Verità e consenso

Mia sorella, Bea, aveva 35 anni quando le fu diagnosticato un cancro al seno e 38 anni quando morì nel 1993. Ha lasciato un marito, due bambini e, innocentemente, un'eredità genetica che la nostra famiglia continua ad affrontare oggi.

Mentre era in vita, Bea ha partecipato a uno studio clinico condotto da un importante istituto di ricerca, il cui scopo era scoprire mutazioni genetiche che predispongono le persone al cancro. Anche il resto della nostra famiglia – mia madre e mio padre, i miei due fratelli e io – accettammo di partecipare.

Il consenso da parte di ognuno di noi firmato indica che l'istituzione sarebbe in contatto se avesse appreso qualcosa. Come medico ancora in allenamento, ero felice di far parte di uno studio clinico. E poiché avevamo sentito poco dai ricercatori negli anni successivi alla morte di Bea, ero ancora più felice di prendere il loro silenzio come un buon segno.

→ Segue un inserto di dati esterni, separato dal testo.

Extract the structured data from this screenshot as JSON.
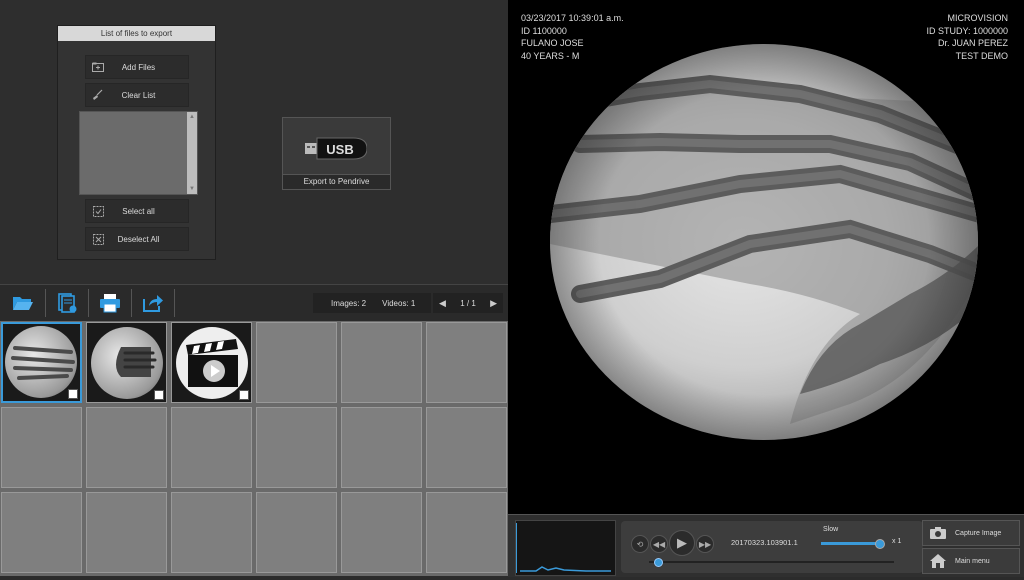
{
  "export_panel": {
    "title": "List of files to export",
    "add_files": "Add Files",
    "clear_list": "Clear List",
    "select_all": "Select all",
    "deselect_all": "Deselect All"
  },
  "usb": {
    "logo_text": "USB",
    "label": "Export to Pendrive"
  },
  "toolbar": {
    "images_count": "Images: 2",
    "videos_count": "Videos: 1",
    "page": "1 / 1"
  },
  "overlay": {
    "left": [
      "03/23/2017 10:39:01 a.m.",
      "ID 1100000",
      "FULANO JOSE",
      "40 YEARS - M"
    ],
    "right": [
      "MICROVISION",
      "ID STUDY:  1000000",
      "Dr. JUAN PEREZ",
      "TEST DEMO"
    ]
  },
  "player": {
    "filename": "20170323.103901.1",
    "speed_label": "Slow",
    "speed_value": "x 1",
    "progress": 0.02,
    "speed_level": 0.9
  },
  "right_buttons": {
    "capture": "Capture Image",
    "menu": "Main menu"
  },
  "colors": {
    "accent": "#3a9ad9",
    "icon_blue": "#2f9ae0"
  }
}
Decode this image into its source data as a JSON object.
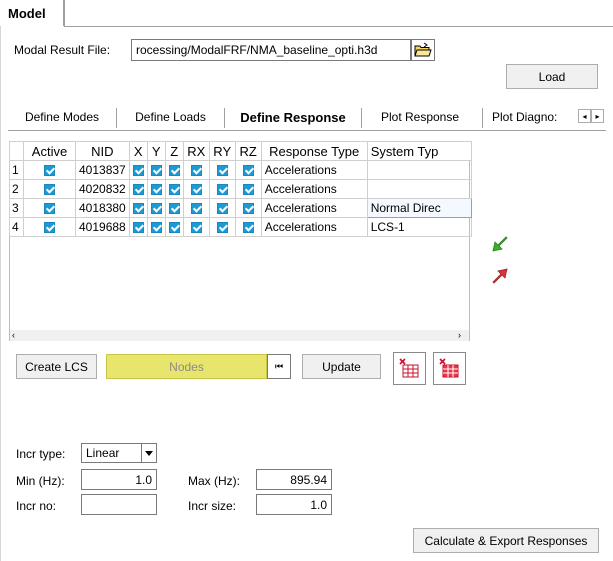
{
  "panel_tab": "Model",
  "modal_file": {
    "label": "Modal Result File:",
    "value": "rocessing/ModalFRF/NMA_baseline_opti.h3d"
  },
  "load_button": "Load",
  "tabs": [
    {
      "label": "Define Modes"
    },
    {
      "label": "Define Loads"
    },
    {
      "label": "Define Response"
    },
    {
      "label": "Plot Response"
    },
    {
      "label": "Plot Diagno:"
    }
  ],
  "grid": {
    "headers": [
      "",
      "Active",
      "NID",
      "X",
      "Y",
      "Z",
      "RX",
      "RY",
      "RZ",
      "Response Type",
      "System Typ"
    ],
    "rows": [
      {
        "index": "1",
        "nid": "4013837",
        "response_type": "Accelerations",
        "system_type": ""
      },
      {
        "index": "2",
        "nid": "4020832",
        "response_type": "Accelerations",
        "system_type": ""
      },
      {
        "index": "3",
        "nid": "4018380",
        "response_type": "Accelerations",
        "system_type": "Normal Direc"
      },
      {
        "index": "4",
        "nid": "4019688",
        "response_type": "Accelerations",
        "system_type": "LCS-1"
      }
    ]
  },
  "toolbar": {
    "create_lcs": "Create LCS",
    "nodes": "Nodes",
    "update": "Update"
  },
  "incr": {
    "type_label": "Incr type:",
    "type_value": "Linear",
    "min_label": "Min (Hz):",
    "min_value": "1.0",
    "max_label": "Max (Hz):",
    "max_value": "895.94",
    "no_label": "Incr no:",
    "no_value": "",
    "size_label": "Incr size:",
    "size_value": "1.0"
  },
  "calc_button": "Calculate & Export Responses",
  "colors": {
    "checkbox": "#1c9ad6",
    "nodes_bg": "#e8e56c",
    "arrow_green": "#3cae2a",
    "arrow_red": "#d8343b"
  }
}
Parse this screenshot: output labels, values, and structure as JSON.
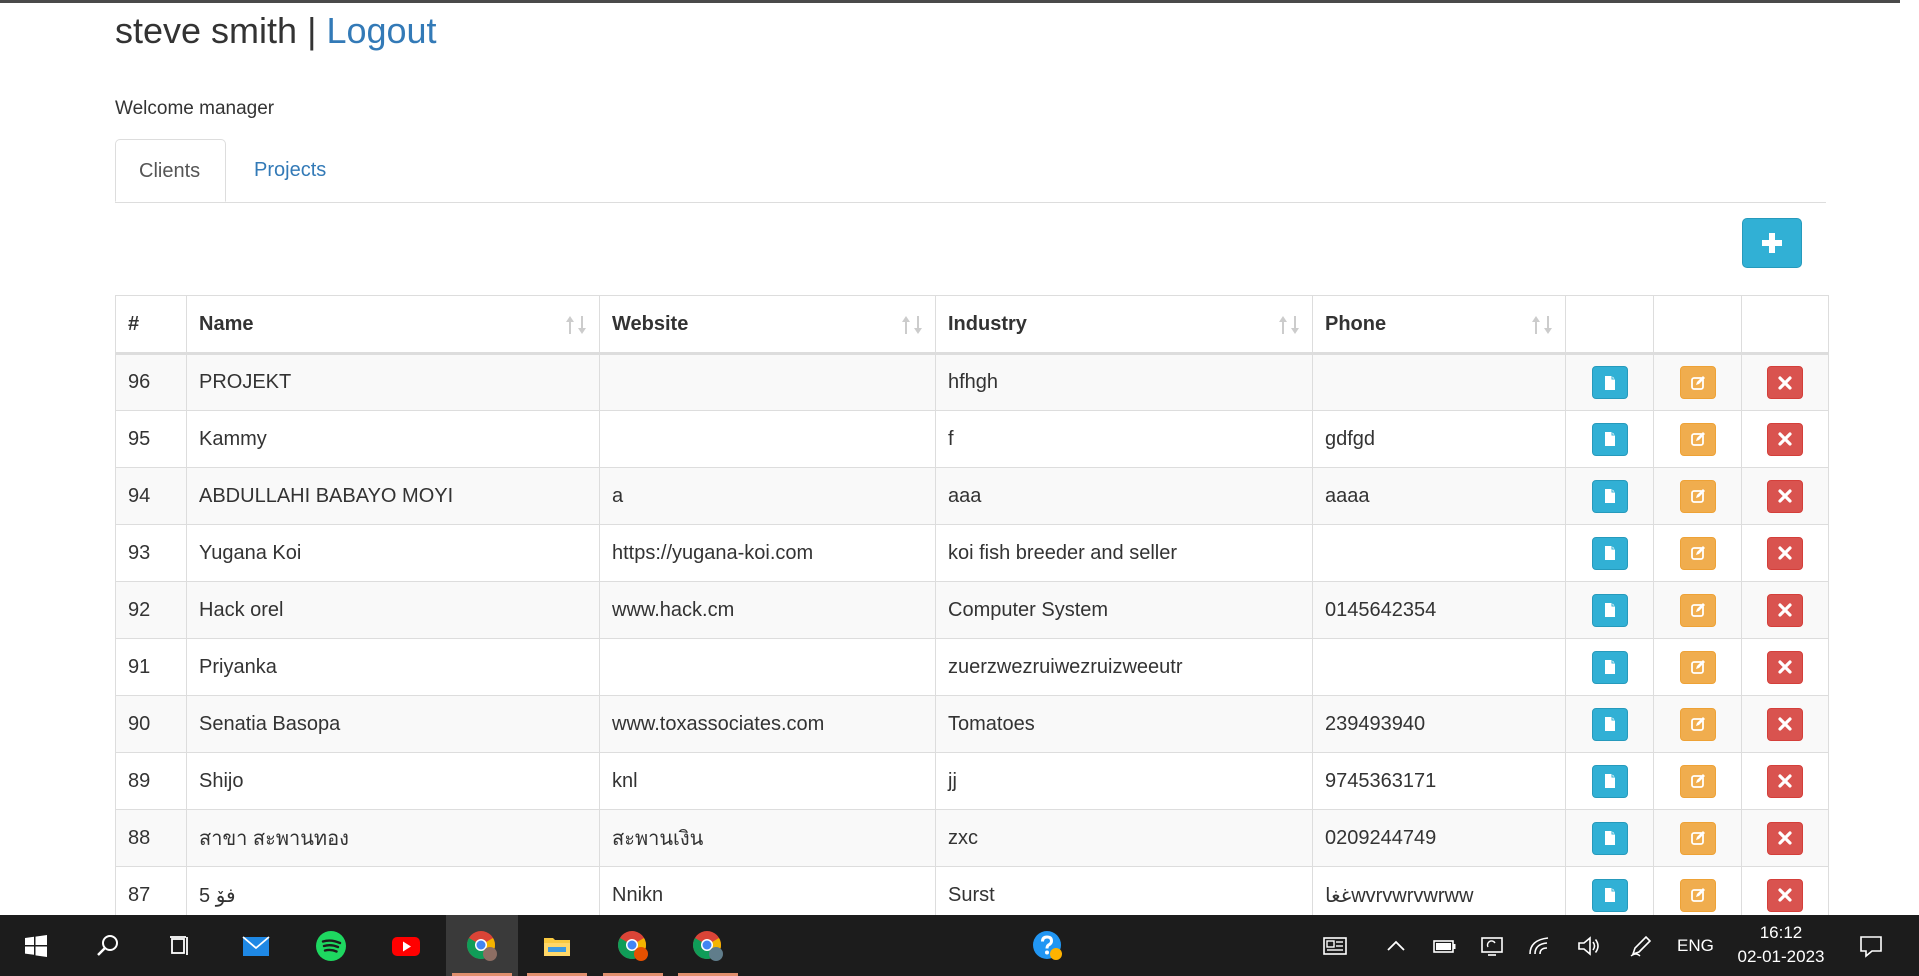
{
  "header": {
    "user_name": "steve smith",
    "separator": "|",
    "logout_label": "Logout"
  },
  "welcome_text": "Welcome manager",
  "tabs": [
    {
      "label": "Clients",
      "active": true
    },
    {
      "label": "Projects",
      "active": false
    }
  ],
  "add_button": {
    "icon": "plus-icon"
  },
  "table": {
    "columns": [
      "#",
      "Name",
      "Website",
      "Industry",
      "Phone",
      "",
      "",
      ""
    ],
    "sortable_columns": [
      "Name",
      "Website",
      "Industry",
      "Phone"
    ],
    "rows": [
      {
        "id": "96",
        "name": "PROJEKT",
        "website": "",
        "industry": "hfhgh",
        "phone": ""
      },
      {
        "id": "95",
        "name": "Kammy",
        "website": "",
        "industry": "f",
        "phone": "gdfgd"
      },
      {
        "id": "94",
        "name": "ABDULLAHI BABAYO MOYI",
        "website": "a",
        "industry": "aaa",
        "phone": "aaaa"
      },
      {
        "id": "93",
        "name": "Yugana Koi",
        "website": "https://yugana-koi.com",
        "industry": "koi fish breeder and seller",
        "phone": ""
      },
      {
        "id": "92",
        "name": "Hack orel",
        "website": "www.hack.cm",
        "industry": "Computer System",
        "phone": "0145642354"
      },
      {
        "id": "91",
        "name": "Priyanka",
        "website": "",
        "industry": "zuerzwezruiwezruizweeutr",
        "phone": ""
      },
      {
        "id": "90",
        "name": "Senatia Basopa",
        "website": "www.toxassociates.com",
        "industry": "Tomatoes",
        "phone": "239493940"
      },
      {
        "id": "89",
        "name": "Shijo",
        "website": "knl",
        "industry": "jj",
        "phone": "9745363171"
      },
      {
        "id": "88",
        "name": "สาขา สะพานทอง",
        "website": "สะพานเงิน",
        "industry": "zxc",
        "phone": "0209244749"
      },
      {
        "id": "87",
        "name": "5 فۆ",
        "website": "Nnikn",
        "industry": "Surst",
        "phone": "غغاwvrvwrvwrww"
      }
    ],
    "row_action_icons": [
      "file-icon",
      "edit-icon",
      "close-icon"
    ]
  },
  "taskbar": {
    "apps": [
      "windows-start-icon",
      "search-icon",
      "task-view-icon",
      "mail-icon",
      "spotify-icon",
      "youtube-icon",
      "chrome-profile-s-icon",
      "file-explorer-icon",
      "chrome-profile-s-icon",
      "chrome-profile-g-icon",
      "help-icon"
    ],
    "language": "ENG",
    "time": "16:12",
    "date": "02-01-2023"
  },
  "colors": {
    "link": "#337ab7",
    "info": "#31b0d5",
    "warning": "#f0ad4e",
    "danger": "#d9534f",
    "taskbar": "#1c1c1c"
  }
}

A quanto pare, la mia interpretazione della loro comunicazione limitata era basata sulle speranze piuttosto che sui fatti. Come Stephen Colbert diceva spesso su "The Colbert Report": "La verità prevaleva". Alla fine, mi troverei su una strada contorta verso la realtà.

Theodora Ross
Le origini dei nostri alberi genealogici sono importanti. La foto mostra le radici di un albero caduto su Vail Mountain, Vail CO.
Fonte: Theodora Ross

La telefonata

Nove anni dopo la morte di Bea, alla fine ho chiamato l'istituto di ricerca per confermare che tutto era A-OK. Nel periodo trascorso dalla morte di Bea, mi ero imbarcato in una carriera come scienziato oncologo e ero pronto a fidanzarmi con il mio attuale marito, Sean. Speravo che questa telefonata potesse porre rimedio alle preoccupazioni sul rischio di cancro e, a sua volta, permettermi di sposarmi senza preoccupazioni.

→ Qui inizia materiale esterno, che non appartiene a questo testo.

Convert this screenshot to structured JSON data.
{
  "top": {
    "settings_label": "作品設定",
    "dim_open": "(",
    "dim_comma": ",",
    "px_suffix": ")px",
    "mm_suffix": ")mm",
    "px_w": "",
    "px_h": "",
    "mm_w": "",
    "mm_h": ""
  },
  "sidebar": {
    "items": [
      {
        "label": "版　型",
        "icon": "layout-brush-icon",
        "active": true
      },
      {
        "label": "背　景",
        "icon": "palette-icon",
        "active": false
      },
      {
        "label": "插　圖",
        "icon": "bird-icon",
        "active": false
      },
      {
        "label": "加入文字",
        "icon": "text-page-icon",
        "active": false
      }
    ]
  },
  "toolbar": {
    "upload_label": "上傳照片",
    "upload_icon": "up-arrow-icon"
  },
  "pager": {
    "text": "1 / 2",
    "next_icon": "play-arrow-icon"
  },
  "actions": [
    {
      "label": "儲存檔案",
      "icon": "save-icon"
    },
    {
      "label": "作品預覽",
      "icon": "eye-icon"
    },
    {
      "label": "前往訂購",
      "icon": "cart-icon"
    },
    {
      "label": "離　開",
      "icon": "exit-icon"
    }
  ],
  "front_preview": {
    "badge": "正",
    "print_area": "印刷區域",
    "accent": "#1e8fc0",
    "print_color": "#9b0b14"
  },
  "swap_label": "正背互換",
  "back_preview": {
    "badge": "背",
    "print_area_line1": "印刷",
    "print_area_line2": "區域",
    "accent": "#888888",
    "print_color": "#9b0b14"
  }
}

Fino ad allora avevo avuto motivo di interrogarmi sull'eredità genetica della mia famiglia. Non solo Bea aveva ceduto al cancro in giovane età, ma il ramo dell'albero genealogico di mio padre era permeato dalla malattia. Quindi, naturalmente, sono rimasto sorpreso quando la persona con cui ho parlato mi ha detto che l'esperienza della mia famiglia con il cancro non era "chiaramente ereditaria".

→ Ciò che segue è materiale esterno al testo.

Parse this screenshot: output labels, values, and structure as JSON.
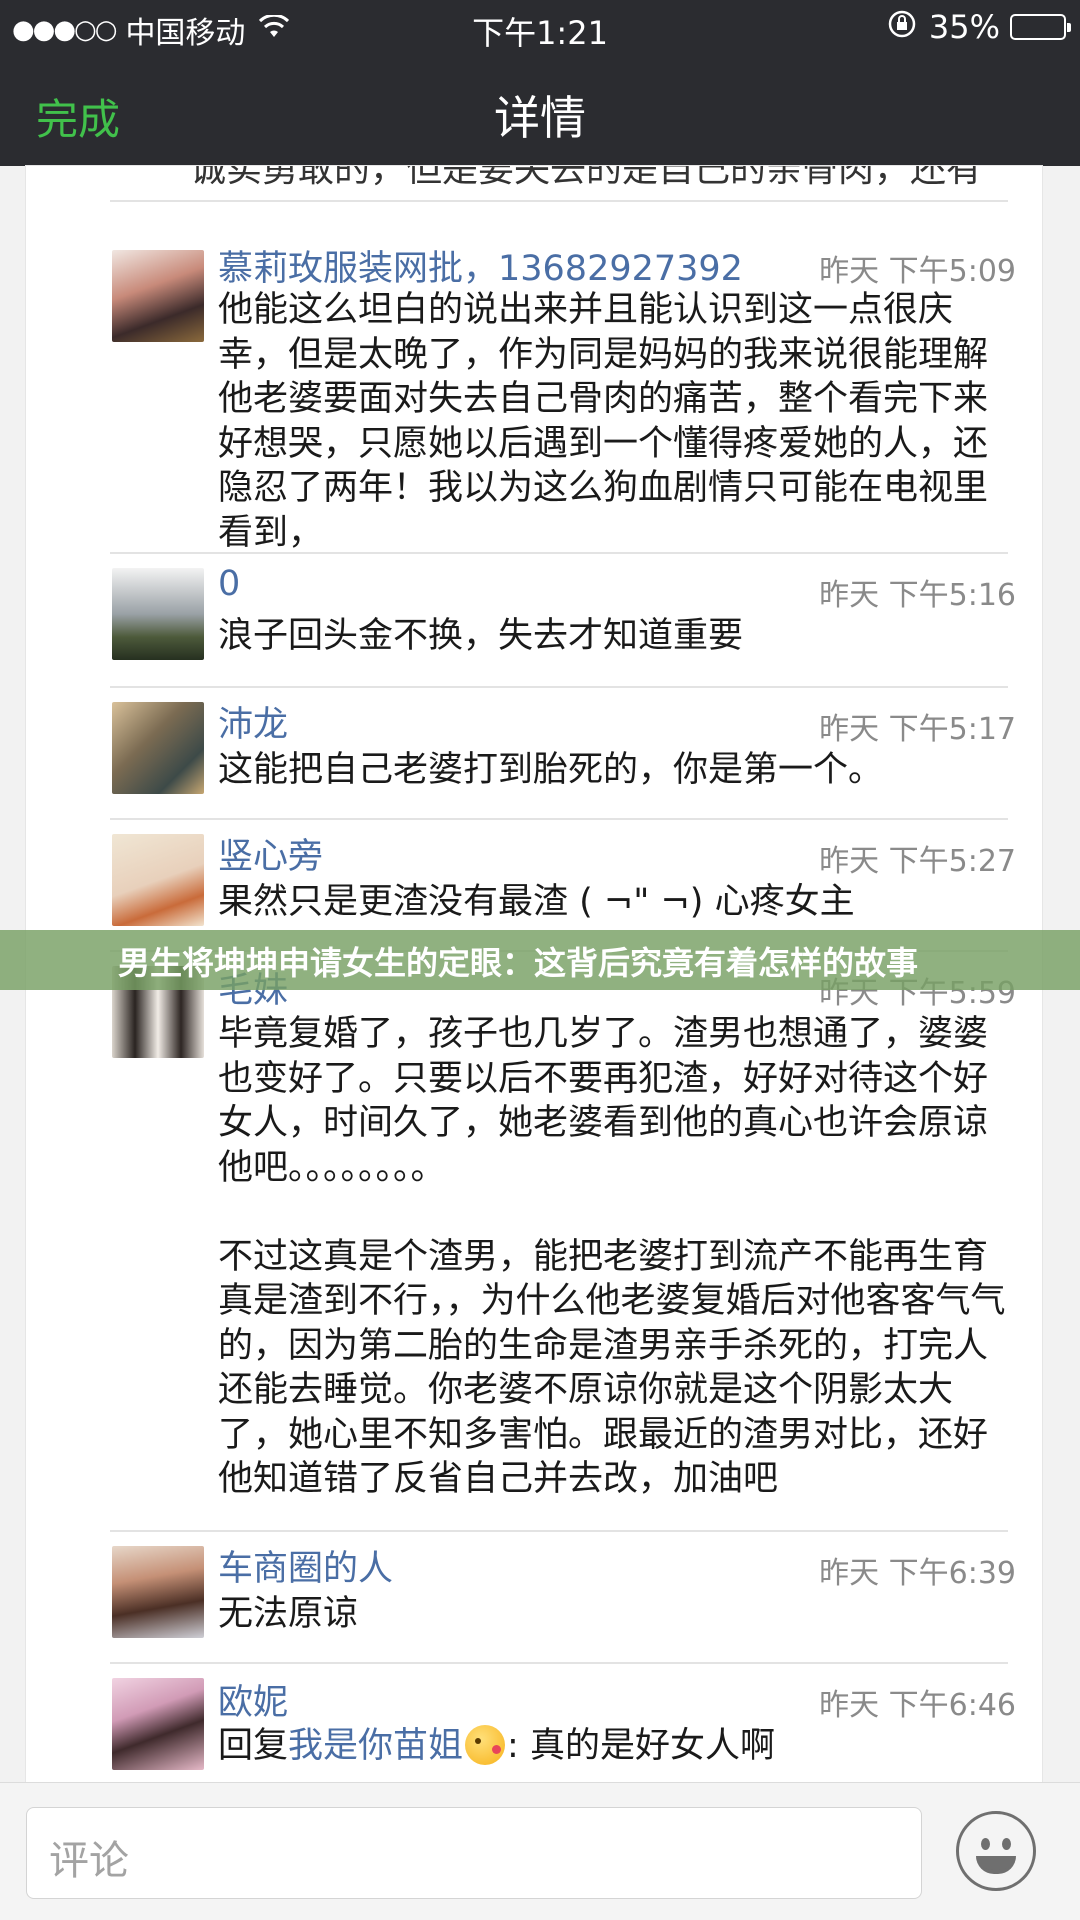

Ho chiesto se ne era sicuro, e ha affermato che non avevano prove di una causa genetica per i tumori della nostra famiglia, ma che ci avrebbero informato se le cose fossero cambiate.

"Eccellente!" Ho detto. Ora potrei andare avanti, sposare il ragazzo perfetto e iniziare una famiglia. Ero impaziente di riattaccare e andare avanti con la vita da quando non dovevo più temere che un gene che causa il cancro stesse prendendo di mira la mia famiglia come un serial killer. La morte prematura di Bea era semplicemente una sfortuna sfortunata.

Geni BRCA e un melanoma

A metà degli anni '90, pochi anni dopo la morte di Bea e durante la mia residenza per la medicina interna e la fratellanza oncologica, gli scienziati hanno scoperto BRCA1 e BRCA2, i due geni più comunemente collegati al carcinoma mammario ereditario (e altri tumori). Alcuni anni dopo, i nuovi dati clinici indicavano che la rimozione chirurgica di seno e ovaie normali riduceva il rischio di tumore al seno e alle ovaie nelle donne con mutazioni BRCA. Se Bea avesse una di quelle mutazioni, pensai, gli interventi di chirurgia profilattica avrebbero impedito la sua morte prematura? Certamente, se avesse avuto una mutazione, allora avremmo ascoltato l'istituto di ricerca ormai. In ogni caso, queste scoperte hanno alimentato il mio entusiasmo nello studio dei geni che causano il cancro.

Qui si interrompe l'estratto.